É, porém, sempre desejo que quem faz uma apresentação, tentar um mergulho na essência do que apresenta. E a essência desta Esquina é de uma grande autenticidade, um diálogo que Lélia alimenta, na sua permanente interculturalidade, consigo própria, com os leitores, alguns eminentes escritores e ensaístas – já referi Eduíno de Jesus – e acrescento Daniel de Sá (aqui prefaciador), Emanuel Félix, Onésimo Teotónio Almeida, Dias de Melo, Urbano Bettencourt, Vamberto Freitas, Mayone Dias, Diniz Borges, entre outros.
Esquina das Ilhas reúne crónicas, memórias, crítica literária, artigos, textos, reflexões, emoções e sensações, publicados dispersamente entre 2004 e 2011. Esta Esquina simboliza um encontro da criação com a sensibilidade, do conhecimento com a homenagem a quantos honraram a história desta família açoriano-catarinense e também da etnologia com o jornalismo comentarista. Esquina das Ilhas é o saber do real e o sabor do imaginário que o precursor catarinense Franklin Cascaes tão sabiamente nos legou e que Lélia tão bem homenageou.
Ilhas de cá e ilhas de lá são as duas partes do livro com que Lélia nos presenteia, em convergência, ilhas unidas pela colonização açoriana em Santa Catarina e ilhas unidas também pelo linguajar, pelas crendices, pelas lendas, pelos símbolos mágicos do quotidiano, pelos sinais dos intelectuais, pelos pensadores, percorrendo uma única estrada: a estrada do Ser Humano à procura de Si e do Além.
Lélia muito apelativa, fina e elevada, mas simultaneamente terrena e investigadora do concreto, oferece às Ilhas de Cá e de Lá o que tem de melhor e único, a sua minudência e a sua universalidade, a sua singularidade e as suas múltiplas dimensões, a sua Esquina das Ilhas e todas as Estradas do Mundo que teve a felicidade de percorrer.
Lélia tem outros títulos publicados e tem outras facetas de escritora, de açoriana, de catarinense, de brasileira, de cidadã do mundo e de Mulher. Lélia é uma Mulher e um Mundo que não cabem num livro.
Por que não começar a descobri-la nesta Esquina, aqueles que a desconhecem?
E quem já a descobriu, por que não continuar a viagem do Ser humano que não cabe nas suas publicações nem no blogue da rtp comunidades que partilha com a nossa também comum amiga (minha amiga de sempre), autora de estudos inovadores para estas ilhas, a excepcional académica Irene Blayer, jorgense de nascença e omnipotenciária de coração?

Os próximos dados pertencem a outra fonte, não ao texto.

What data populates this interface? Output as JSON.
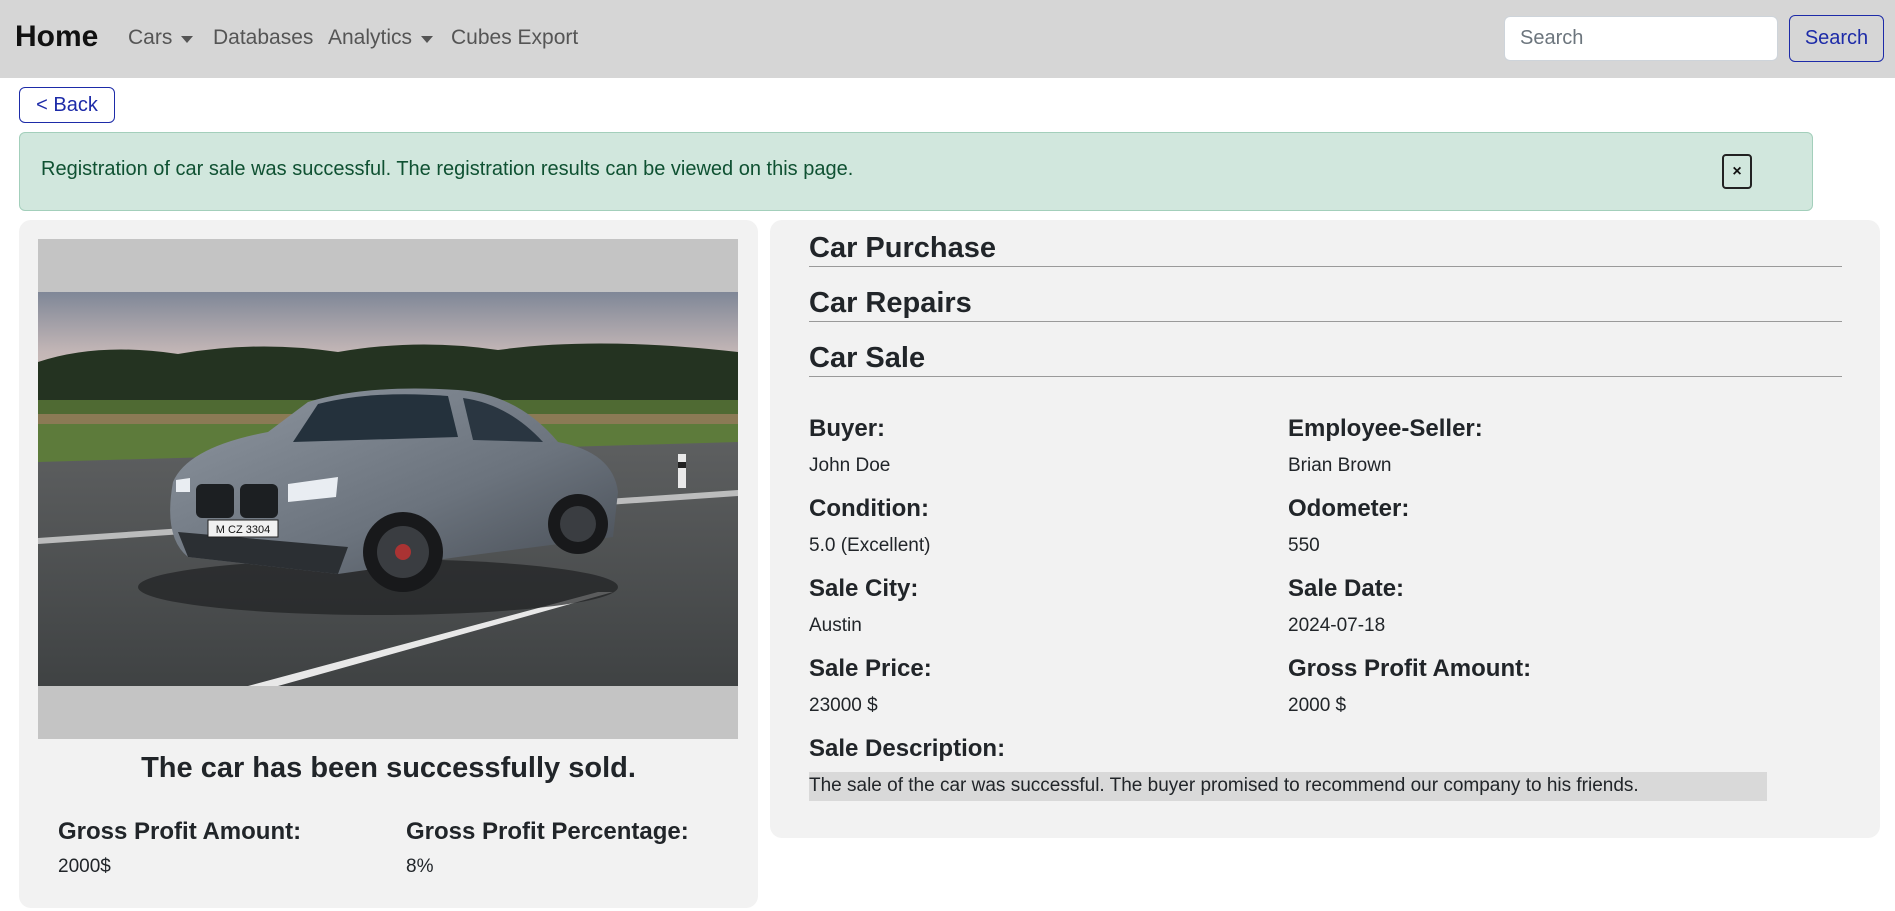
{
  "navbar": {
    "brand": "Home",
    "items": [
      {
        "label": "Cars",
        "dropdown": true
      },
      {
        "label": "Databases",
        "dropdown": false
      },
      {
        "label": "Analytics",
        "dropdown": true
      },
      {
        "label": "Cubes Export",
        "dropdown": false
      }
    ],
    "search_placeholder": "Search",
    "search_button": "Search"
  },
  "back_button": "< Back",
  "alert": {
    "message": "Registration of car sale was successful. The registration results can be viewed on this page.",
    "close_label": "×"
  },
  "summary": {
    "title": "The car has been successfully sold.",
    "gross_profit_amount_label": "Gross Profit Amount:",
    "gross_profit_amount_value": "2000$",
    "gross_profit_percentage_label": "Gross Profit Percentage:",
    "gross_profit_percentage_value": "8%"
  },
  "car_photo": {
    "plate": "M CZ 3304"
  },
  "sections": {
    "purchase": "Car Purchase",
    "repairs": "Car Repairs",
    "sale": "Car Sale"
  },
  "sale": {
    "buyer_label": "Buyer:",
    "buyer": "John Doe",
    "employee_label": "Employee-Seller:",
    "employee": "Brian Brown",
    "condition_label": "Condition:",
    "condition": "5.0 (Excellent)",
    "odometer_label": "Odometer:",
    "odometer": "550",
    "city_label": "Sale City:",
    "city": "Austin",
    "date_label": "Sale Date:",
    "date": "2024-07-18",
    "price_label": "Sale Price:",
    "price": "23000 $",
    "gross_profit_label": "Gross Profit Amount:",
    "gross_profit": "2000 $",
    "description_label": "Sale Description:",
    "description": "The sale of the car was successful. The buyer promised to recommend our company to his friends."
  },
  "colors": {
    "navbar_bg": "#d6d6d6",
    "primary": "#1d2ba8",
    "alert_bg": "#d1e7dd",
    "card_bg": "#f2f2f2"
  }
}
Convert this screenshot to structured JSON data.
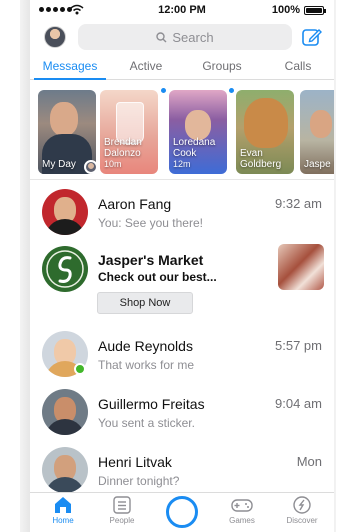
{
  "status_bar": {
    "time": "12:00 PM",
    "battery_percent": "100%"
  },
  "search": {
    "placeholder": "Search"
  },
  "tabs": [
    {
      "label": "Messages",
      "active": true
    },
    {
      "label": "Active",
      "active": false
    },
    {
      "label": "Groups",
      "active": false
    },
    {
      "label": "Calls",
      "active": false
    }
  ],
  "stories": [
    {
      "name": "My Day",
      "time": "",
      "unseen": false
    },
    {
      "name": "Brendan Dalonzo",
      "time": "10m",
      "unseen": true
    },
    {
      "name": "Loredana Cook",
      "time": "12m",
      "unseen": true
    },
    {
      "name": "Evan Goldberg",
      "time": "",
      "unseen": false
    },
    {
      "name": "Jaspe Ster",
      "time": "",
      "unseen": false
    }
  ],
  "conversations": [
    {
      "name": "Aaron Fang",
      "preview": "You: See you there!",
      "time": "9:32 am",
      "online": false
    },
    {
      "name": "Jasper's Market",
      "preview": "Check out our best...",
      "button": "Shop Now",
      "sponsored": true
    },
    {
      "name": "Aude Reynolds",
      "preview": "That works for me",
      "time": "5:57 pm",
      "online": true
    },
    {
      "name": "Guillermo Freitas",
      "preview": "You sent a sticker.",
      "time": "9:04 am",
      "online": false
    },
    {
      "name": "Henri Litvak",
      "preview": "Dinner tonight?",
      "time": "Mon",
      "online": false
    }
  ],
  "bottom_nav": [
    {
      "label": "Home",
      "icon": "home-icon",
      "active": true
    },
    {
      "label": "People",
      "icon": "people-icon",
      "active": false
    },
    {
      "label": "",
      "icon": "camera-icon",
      "active": false
    },
    {
      "label": "Games",
      "icon": "gamepad-icon",
      "active": false
    },
    {
      "label": "Discover",
      "icon": "compass-icon",
      "active": false
    }
  ],
  "colors": {
    "accent": "#1a8cf2",
    "online": "#42b72a",
    "muted_text": "#8e8e93"
  }
}
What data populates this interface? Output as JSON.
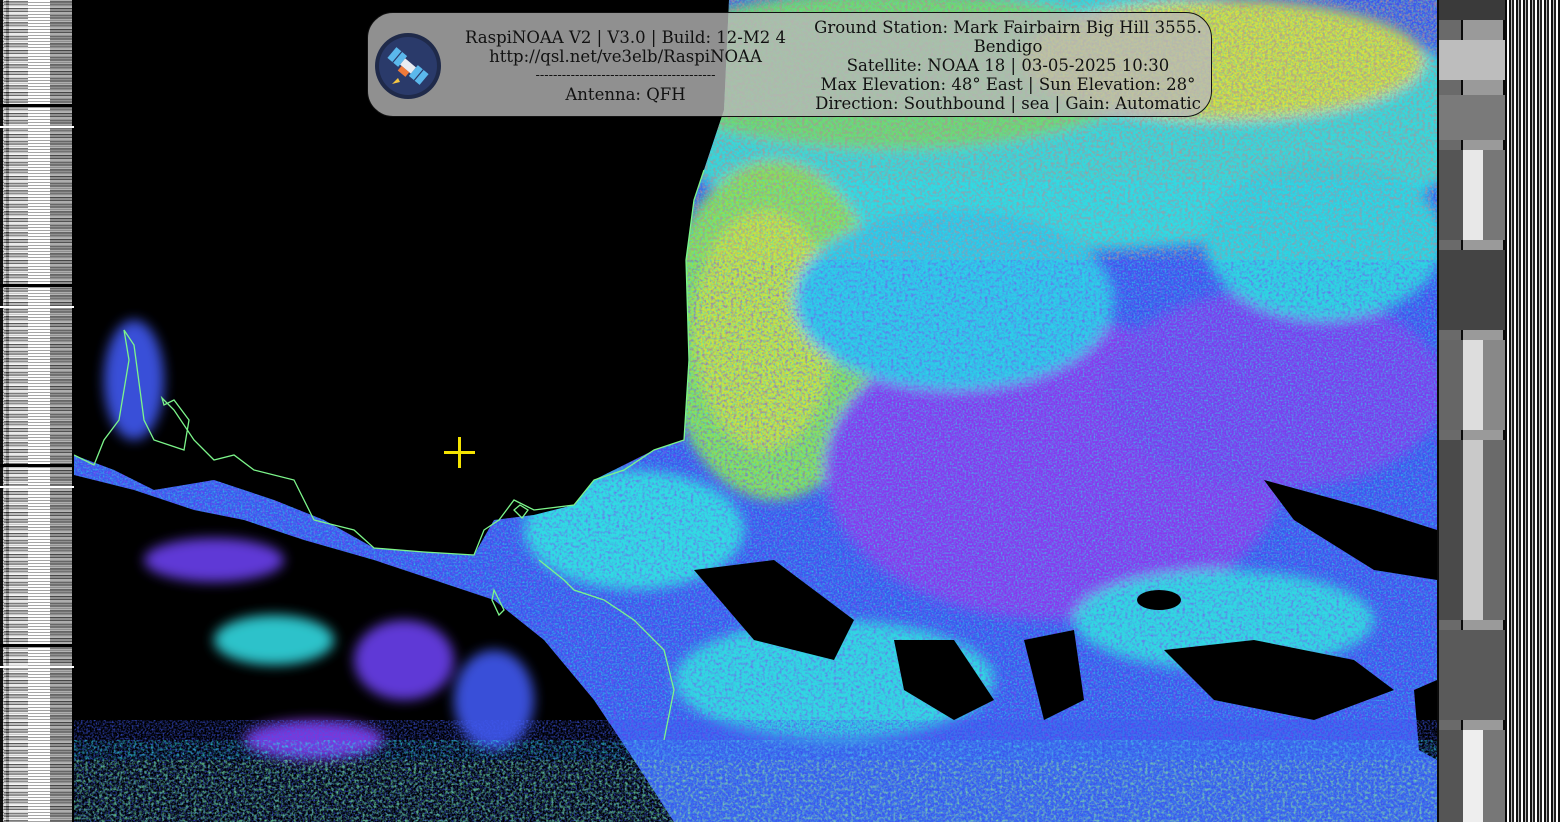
{
  "overlay": {
    "software_line": "RaspiNOAA V2 | V3.0 | Build: 12-M2 4",
    "url_line": "http://qsl.net/ve3elb/RaspiNOAA",
    "divider_line": "-----------------------------------------",
    "antenna_line": "Antenna: QFH",
    "ground_station_line1": "Ground Station: Mark Fairbairn Big Hill 3555.",
    "ground_station_line2": "Bendigo",
    "satellite_line": "Satellite: NOAA 18 | 03-05-2025 10:30",
    "elevation_line": "Max Elevation: 48° East | Sun Elevation: 28°",
    "direction_line": "Direction: Southbound | sea | Gain: Automatic"
  },
  "colors": {
    "panel_bg": "#b9b9b9",
    "crosshair": "#f5e400",
    "coastline": "#7cf58a",
    "palette_cyan": "#2fe0e6",
    "palette_blue": "#3f58f0",
    "palette_purple": "#8a3cf0",
    "palette_green": "#7ee070",
    "palette_yellow": "#e4e83a",
    "palette_orange": "#f08a28"
  },
  "icons": {
    "logo": "satellite-logo-icon",
    "crosshair": "crosshair-plus-icon"
  }
}
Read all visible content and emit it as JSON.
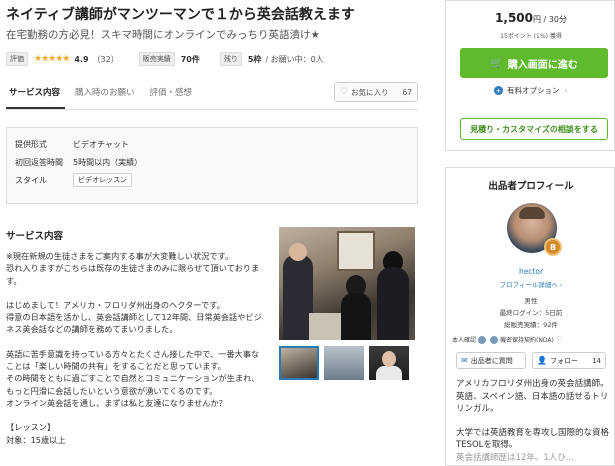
{
  "service": {
    "title": "ネイティブ講師がマンツーマンで１から英会話教えます",
    "subtitle": "在宅勤務の方必見！スキマ時間にオンラインでみっちり英語漬け★"
  },
  "meta": {
    "rating_tag": "評価",
    "stars": "★★★★★",
    "rating_value": "4.9",
    "review_count": "（32）",
    "sales_tag": "販売実績",
    "sales_value": "70件",
    "remain_tag": "残り",
    "remain_value": "5枠",
    "requests_label": "/ お願い中：",
    "requests_value": "0人"
  },
  "tabs": [
    {
      "label": "サービス内容"
    },
    {
      "label": "購入時のお願い"
    },
    {
      "label": "評価・感想"
    }
  ],
  "favorite": {
    "label": "お気に入り",
    "count": "67"
  },
  "specs": [
    {
      "key": "提供形式",
      "value": "ビデオチャット"
    },
    {
      "key": "初回返答時間",
      "value": "5時間以内（実績）"
    },
    {
      "key": "スタイル",
      "value": "ビデオレッスン"
    }
  ],
  "description": {
    "heading": "サービス内容",
    "lines": [
      "※現在新規の生徒さまをご案内する事が大変難しい状況です。",
      "恐れ入りますがこちらは既存の生徒さまのみに限らせて頂いておりま",
      "す。",
      "",
      "はじめまして！アメリカ・フロリダ州出身のヘクターです。",
      "得意の日本語を活かし、英会話講師として12年間、日常英会話やビジ",
      "ネス英会話などの講師を務めてまいりました。",
      "",
      "英語に苦手意識を持っている方々とたくさん接した中で、一番大事な",
      "ことは「楽しい時間の共有」をすることだと思っています。",
      "その時間をともに過ごすことで自然とコミュニケーションが生まれ、",
      "もっと円滑に会話したいという意欲が湧いてくるのです。",
      "オンライン英会話を通し、まずは私と友達になりませんか？",
      "",
      "【レッスン】",
      "対象：15歳以上"
    ]
  },
  "price": {
    "amount": "1,500",
    "unit": "円 / 30分",
    "points": "15ポイント (1%) 獲得",
    "buy_label": "購入画面に進む",
    "option_label": "有料オプション",
    "quote_label": "見積り・カスタマイズの相談をする"
  },
  "profile": {
    "heading": "出品者プロフィール",
    "badge": "B",
    "name": "hector",
    "detail_link": "プロフィール詳細へ ›",
    "gender": "男性",
    "last_login": "最終ログイン：5日前",
    "total_sales": "総販売実績：92件",
    "id_verified": "本人確認",
    "nda_label": "機密保持契約(NDA)",
    "message_label": "出品者に質問",
    "follow_label": "フォロー",
    "follow_count": "14",
    "bio": [
      "アメリカフロリダ州出身の英会話講師。",
      "英語、スペイン語、日本語の話せるトリリンガル。",
      "",
      "大学では英語教育を専攻し国際的な資格TESOLを取得。",
      "英会話講師歴は12年。1人ひ..."
    ]
  },
  "icons": {
    "heart": "heart-icon",
    "cart": "cart-icon",
    "plus": "plus-circle-icon",
    "envelope": "envelope-icon",
    "person": "person-icon"
  },
  "colors": {
    "primary_green": "#5fba2e",
    "link_blue": "#2a7ab8",
    "star": "#f5a623",
    "badge": "#d48a2a"
  }
}
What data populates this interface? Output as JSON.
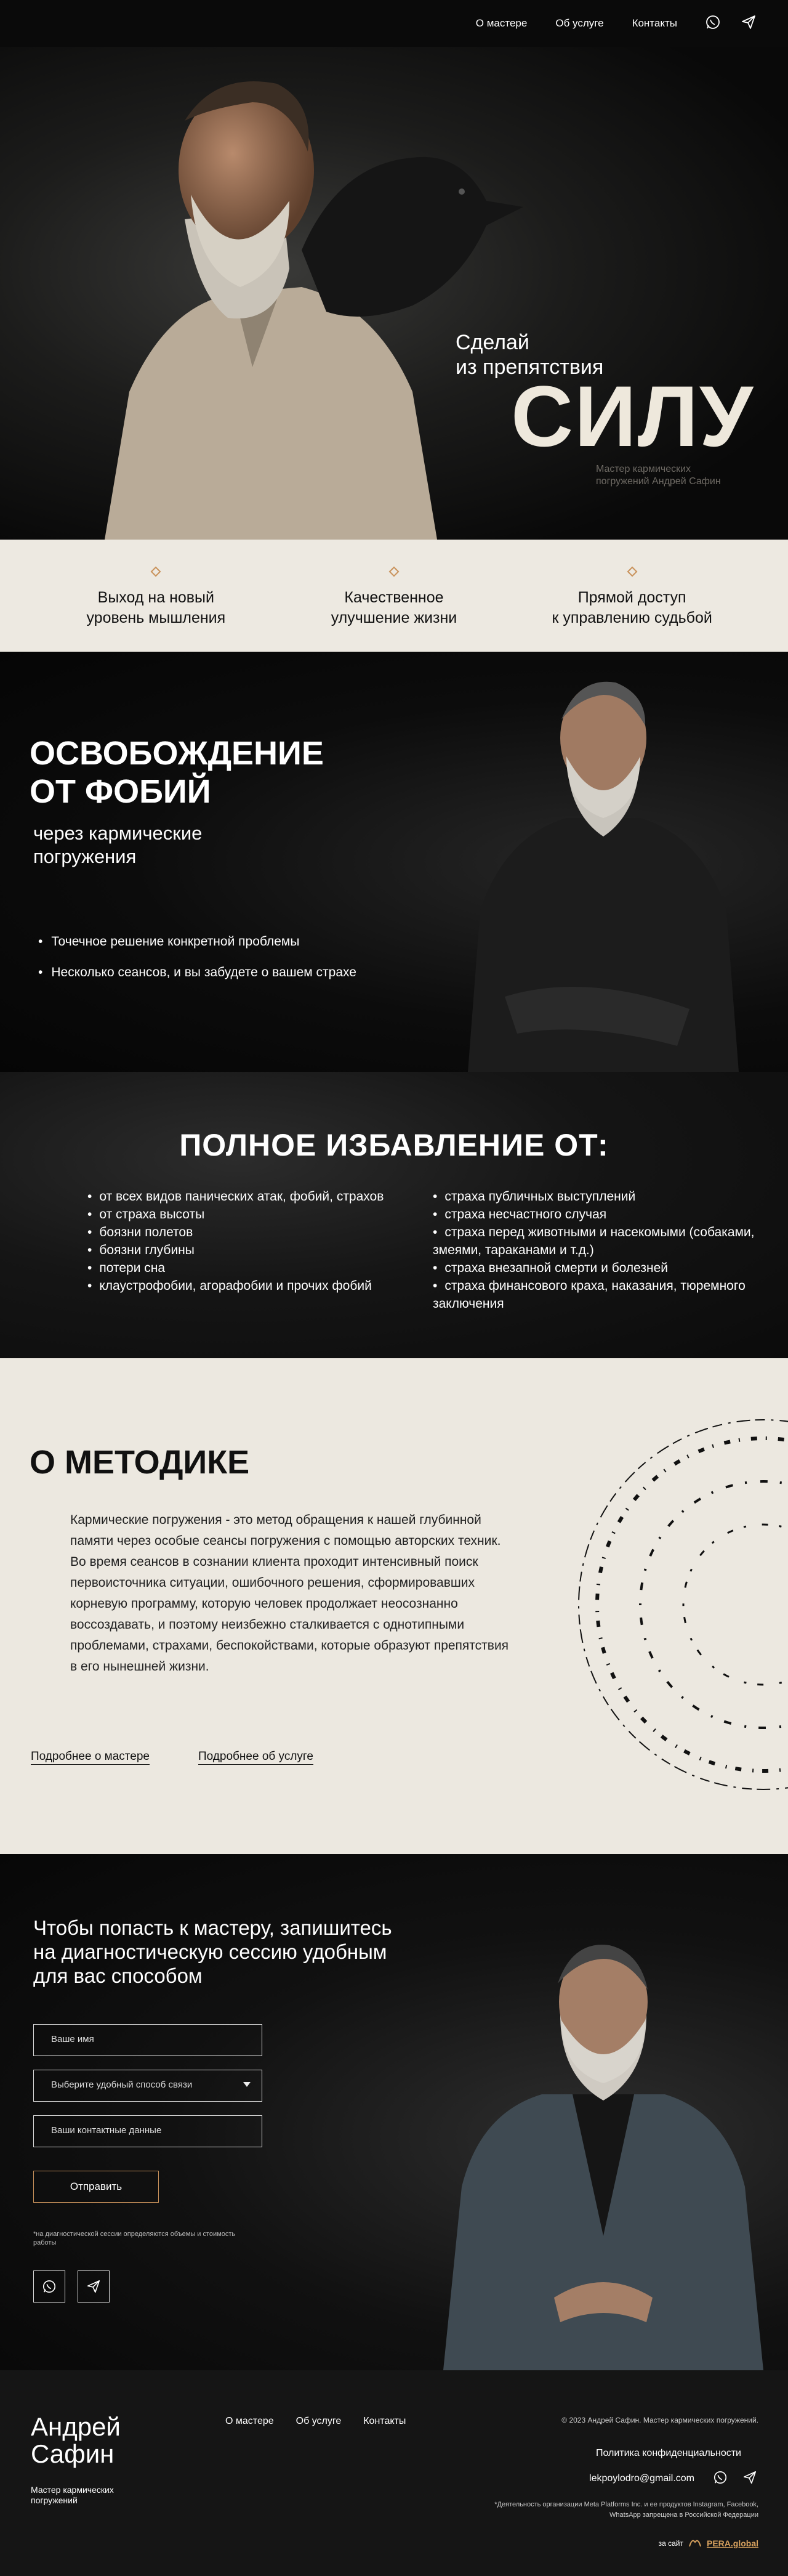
{
  "header": {
    "nav": [
      "О мастере",
      "Об услуге",
      "Контакты"
    ],
    "icons": [
      "whatsapp-icon",
      "telegram-icon"
    ]
  },
  "hero": {
    "tagline": "Сделай\nиз препятствия",
    "big_word": "СИЛУ",
    "subtitle": "Мастер кармических погружений Андрей Сафин"
  },
  "benefits": [
    "Выход на новый\nуровень мышления",
    "Качественное\nулучшение жизни",
    "Прямой доступ\nк управлению судьбой"
  ],
  "phobia": {
    "title": "ОСВОБОЖДЕНИЕ\nОТ ФОБИЙ",
    "subtitle": "через кармические\nпогружения",
    "points": [
      "Точечное решение конкретной проблемы",
      "Несколько сеансов, и вы забудете о вашем страхе"
    ]
  },
  "liberation": {
    "title": "ПОЛНОЕ ИЗБАВЛЕНИЕ ОТ:",
    "left": [
      "от всех видов панических атак, фобий, страхов",
      "от страха высоты",
      "боязни полетов",
      "боязни глубины",
      "потери сна",
      "клаустрофобии, агорафобии и прочих фобий"
    ],
    "right": [
      "страха публичных выступлений",
      "страха несчастного случая",
      "страха перед животными и насекомыми (собаками, змеями, тараканами и т.д.)",
      "страха внезапной смерти и болезней",
      "страха финансового краха, наказания, тюремного заключения"
    ]
  },
  "method": {
    "title": "О МЕТОДИКЕ",
    "text": "Кармические погружения - это метод обращения к нашей глубинной памяти через особые сеансы погружения с помощью авторских техник. Во время сеансов в сознании клиента проходит интенсивный поиск первоисточника ситуации, ошибочного решения, сформировавших корневую программу, которую человек продолжает неосознанно воссоздавать, и поэтому неизбежно сталкивается с однотипными проблемами, страхами, беспокойствами, которые образуют препятствия в его нынешней жизни.",
    "link1": "Подробнее о мастере",
    "link2": "Подробнее об услуге"
  },
  "contact": {
    "title": "Чтобы попасть к мастеру, запишитесь на диагностическую сессию удобным для вас способом",
    "name_placeholder": "Ваше имя",
    "method_placeholder": "Выберите удобный способ связи",
    "contact_placeholder": "Ваши контактные данные",
    "submit": "Отправить",
    "note": "*на диагностической сессии определяются объемы и стоимость работы"
  },
  "footer": {
    "name": "Андрей\nСафин",
    "role": "Мастер кармических погружений",
    "nav": [
      "О мастере",
      "Об услуге",
      "Контакты"
    ],
    "copyright": "© 2023 Андрей Сафин. Мастер кармических погружений.",
    "policy": "Политика конфиденциальности",
    "email": "lekpoylodro@gmail.com",
    "disclaimer": "*Деятельность организации Meta Platforms Inc. и ее продуктов Instagram, Facebook, WhatsApp запрещена в Российской Федерации",
    "site_prefix": "за сайт",
    "site_link": "PERA.global"
  },
  "colors": {
    "accent": "#c9925b",
    "cream": "#ede9e1",
    "dark": "#0d0d0d"
  }
}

E por que não partilhar um dia, umas horas, esse deslumbramento que é a descoberta da Lélia Açoriana e da Lélia Catarinense, e da Lélia cidadão do Mundo, três em uma só, sempre autêntica e sempre rejuvenescida pelo amor e pela energia de Ser?
Fica aqui o convite, que o tempo não pára e temos de senti-lo enquanto o temos. A Esquina das Ilhas é uma maneira de viajar nele e voltar a casa. A nossa Casa, o nosso Mundo, a nossa Humanidade, eivada de culturas, mas na essência, apenas e só Humanidade.